Ronald Habi

Personal information
- Date of birth: 23 August 1977 (age 48)
- Place of birth: Kneževo, SFR Yugoslavia
- Height: 1.79 m (5 ft 10 in)
- Position: Midfielder

Youth career
- 1983–1996: Jadran Šećerana

Senior career*
- Years: Team / Apps / (Gls)
- 1996–1998: Kikinda / 55 / (0)
- 1998–2002: Vojvodina / 80 / (0)
- 2002–2007: Debrecen / 75 / (1)
- 2007–2010: Újpest / 27 / (0)
- 2008–2009: → BFC Siófok (loan) / 4 / (0)
- 2009: → Báránd KSE (loan)
- 2009–2010: SNK Lug / 47 / (5)
- 2010–2012: Hajdúszoboszlói / 47 / (5)

International career
- 1996–1998: Croatia U21 / 0 / (0)

= Ronald Habi =

Croatian footballer

Ronald Habi (born 23 August 1977) is a Croatian former professional footballer who played as a midfielder.

==Club career==
Habi was born in Kneževo, Popovac, SR Croatia, then within SFR Yugoslavia, in a family of Hungarian minority.

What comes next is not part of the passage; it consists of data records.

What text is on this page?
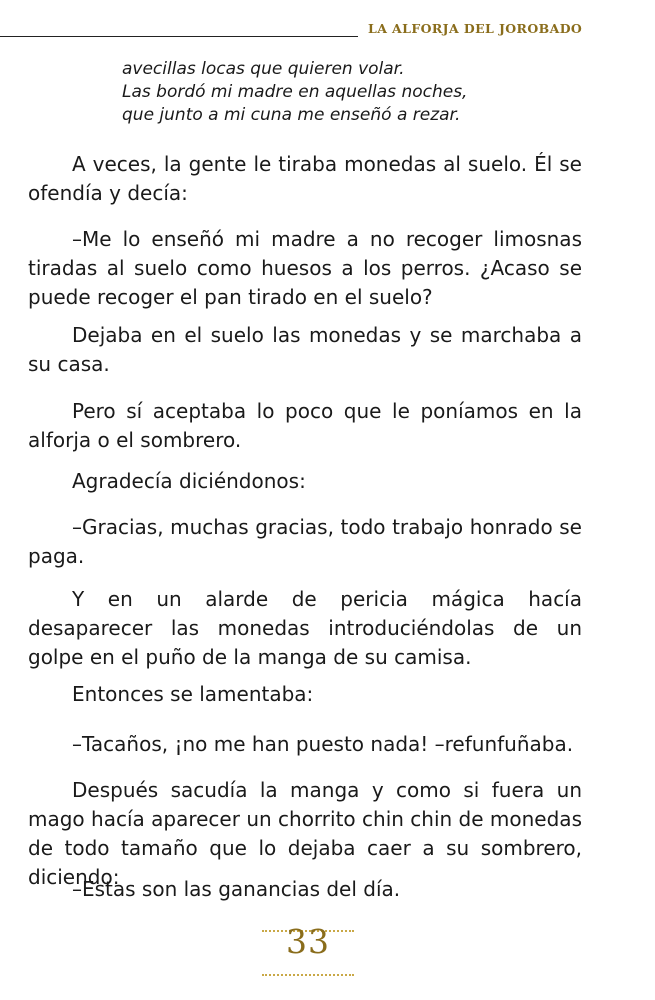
LA ALFORJA DEL JOROBADO
avecillas locas que quieren volar.
Las bordó mi madre en aquellas noches,
que junto a mi cuna me enseñó a rezar.

A veces, la gente le tiraba monedas al suelo. Él se ofendía y decía:

–Me lo enseñó mi madre a no recoger limosnas tiradas al suelo como huesos a los perros. ¿Acaso se puede recoger el pan tirado en el suelo?

Dejaba en el suelo las monedas y se marchaba a su casa.

Pero sí aceptaba lo poco que le poníamos en la alforja o el sombrero.

Agradecía diciéndonos:

–Gracias, muchas gracias, todo trabajo honrado se paga.

Y en un alarde de pericia mágica hacía desaparecer las monedas introduciéndolas de un golpe en el puño de la manga de su camisa.

Entonces se lamentaba:

–Tacaños, ¡no me han puesto nada! –refunfuñaba.

Después sacudía la manga y como si fuera un mago hacía aparecer un chorrito chin chin de monedas de todo tamaño que lo dejaba caer a su sombrero, diciendo:

–Estas son las ganancias del día.

33
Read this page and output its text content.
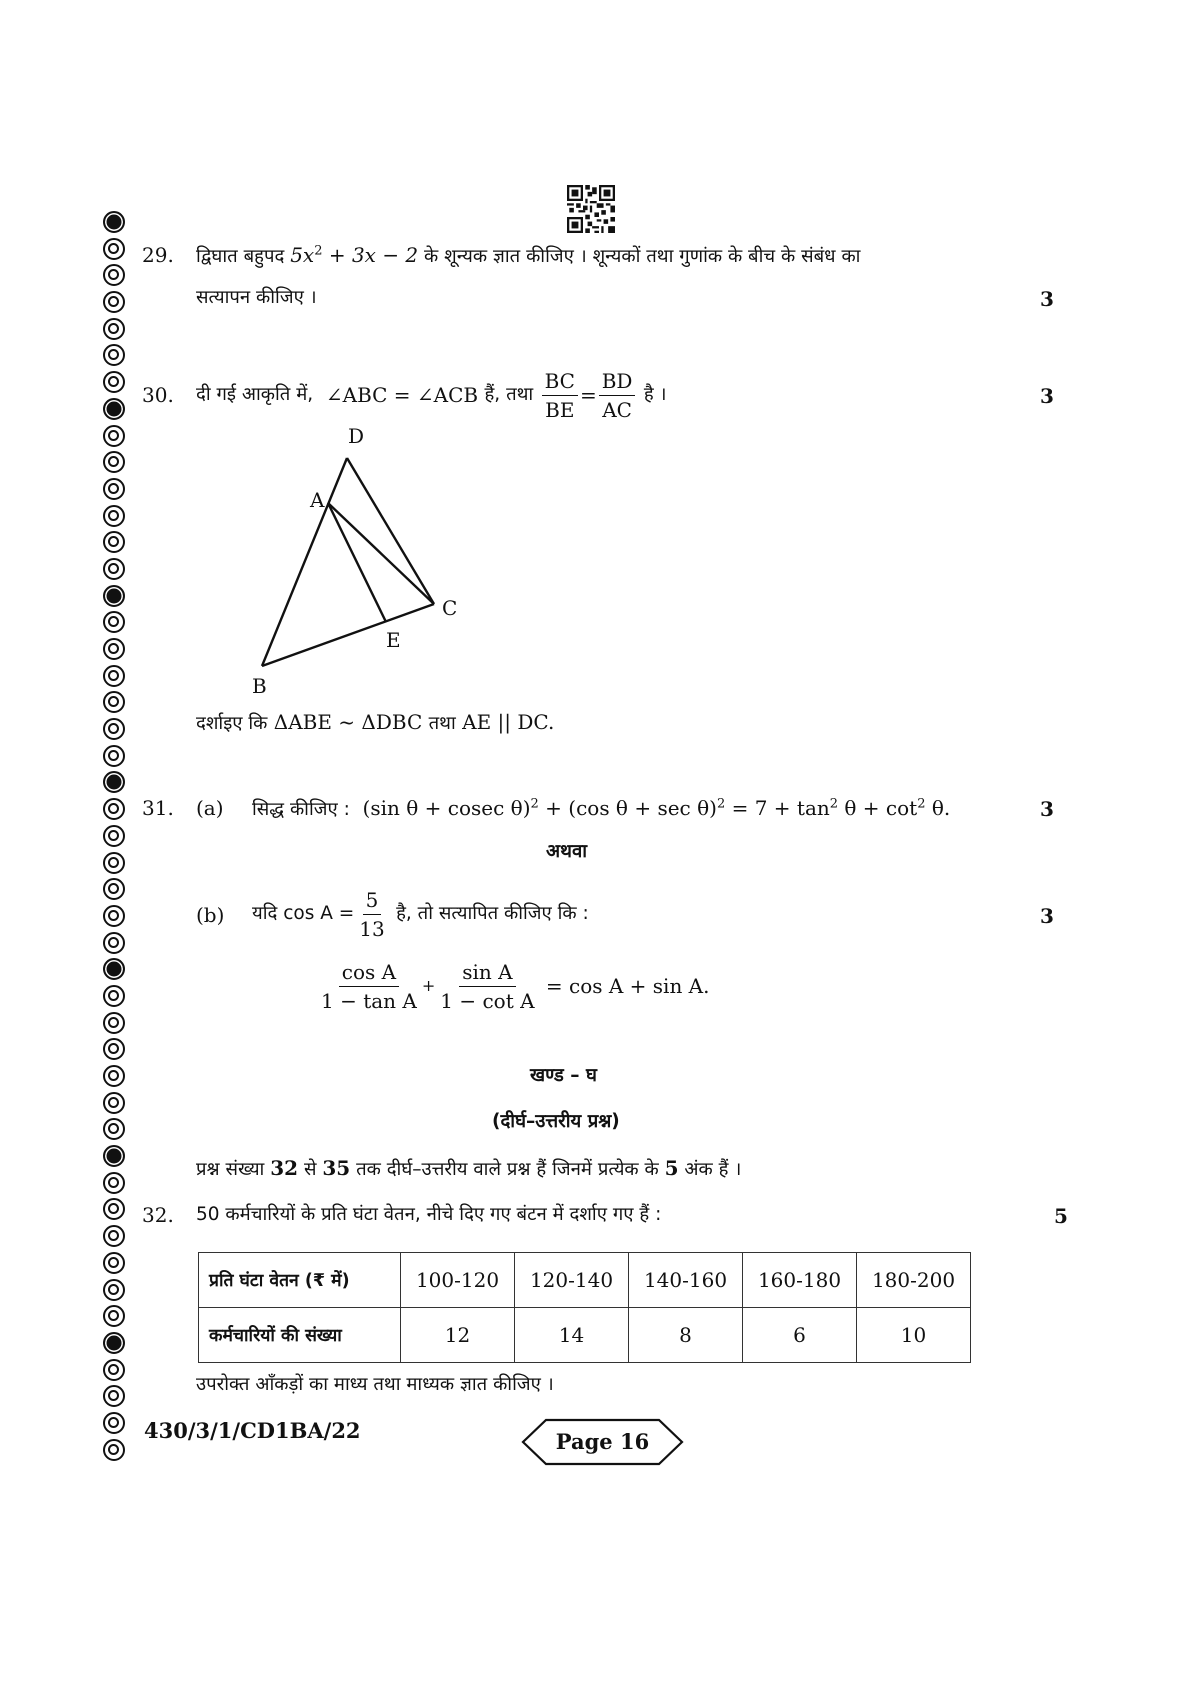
29. द्विघात बहुपद $5x^2 + 3x - 2$ के शून्यक ज्ञात कीजिए । शून्यकों तथा गुणांक के बीच के संबंध का
सत्यापन कीजिए ।	3
30. दी गई आकृति में,
∠ABC = ∠ACB
हैं, तथा
$\frac{BC}{BE} = \frac{BD}{AC}$
है ।	3
D
A
C
E
B
दर्शाइए कि ΔABE ~ ΔDBC तथा AE || DC.
31. (a) सिद्ध कीजिए : (sin θ + cosec θ)$^2$ + (cos $\theta + \sec \theta)^2 = 7 + \tan^2 \theta + \cot^2 \theta$.	3
अथवा
(b) यदि $\cos A = \frac{5}{13}$
है, तो सत्यापित कीजिए कि :	3
$\frac{\text{cos A}}{\text{1 − tan A}} + \frac{\text{sin A}}{\text{1 − cot A}}$
= cos A + sin A.
खण्ड – घ
(दीर्घ–उत्तरीय प्रश्न)
प्रश्न संख्या 32 से 35 तक दीर्घ–उत्तरीय वाले प्रश्न हैं जिनमें प्रत्येक के 5 अंक हैं ।
32. 50 कर्मचारियों के प्रति घंटा वेतन, नीचे दिए गए बंटन में दर्शाए गए हैं :	5
प्रति घंटा वेतन (₹ में)	100-120	120-140	140-160	160-180	180-200
कर्मचारियों की संख्या	12	14	8	6	10
उपरोक्त आँकड़ों का माध्य तथा माध्यक ज्ञात कीजिए ।
430/3/1/CD1BA/22	Page 16
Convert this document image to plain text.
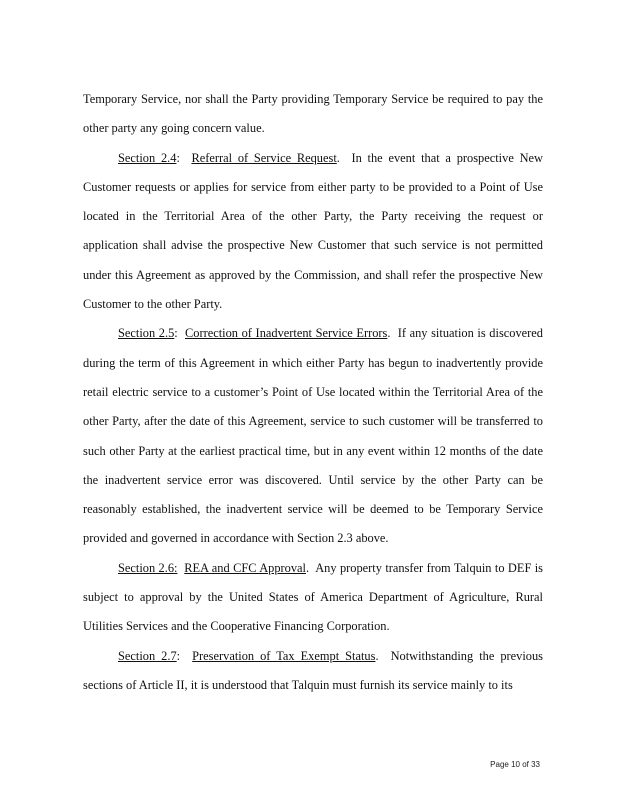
Temporary Service, nor shall the Party providing Temporary Service be required to pay the other party any going concern value.

Section 2.4: Referral of Service Request.  In the event that a prospective New Customer requests or applies for service from either party to be provided to a Point of Use located in the Territorial Area of the other Party, the Party receiving the request or application shall advise the prospective New Customer that such service is not permitted under this Agreement as approved by the Commission, and shall refer the prospective New Customer to the other Party.

Section 2.5: Correction of Inadvertent Service Errors.  If any situation is discovered during the term of this Agreement in which either Party has begun to inadvertently provide retail electric service to a customer’s Point of Use located within the Territorial Area of the other Party, after the date of this Agreement, service to such customer will be transferred to such other Party at the earliest practical time, but in any event within 12 months of the date the inadvertent service error was discovered. Until service by the other Party can be reasonably established, the inadvertent service will be deemed to be Temporary Service provided and governed in accordance with Section 2.3 above.

Section 2.6: REA and CFC Approval.  Any property transfer from Talquin to DEF is subject to approval by the United States of America Department of Agriculture, Rural Utilities Services and the Cooperative Financing Corporation.

Section 2.7: Preservation of Tax Exempt Status.  Notwithstanding the previous sections of Article II, it is understood that Talquin must furnish its service mainly to its

Page 10 of 33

He started his early career in Croatia and then in Serbia.

In 2002 he moved to Hungary where he spent the rest of his career playing with Debreceni VSC, Újpest FC, BFC Siófok, Báránd KSE, SNK Lug and Hajdúszoboszlói SE.

Habi received Hungarian nationality after moving to the country in 2002.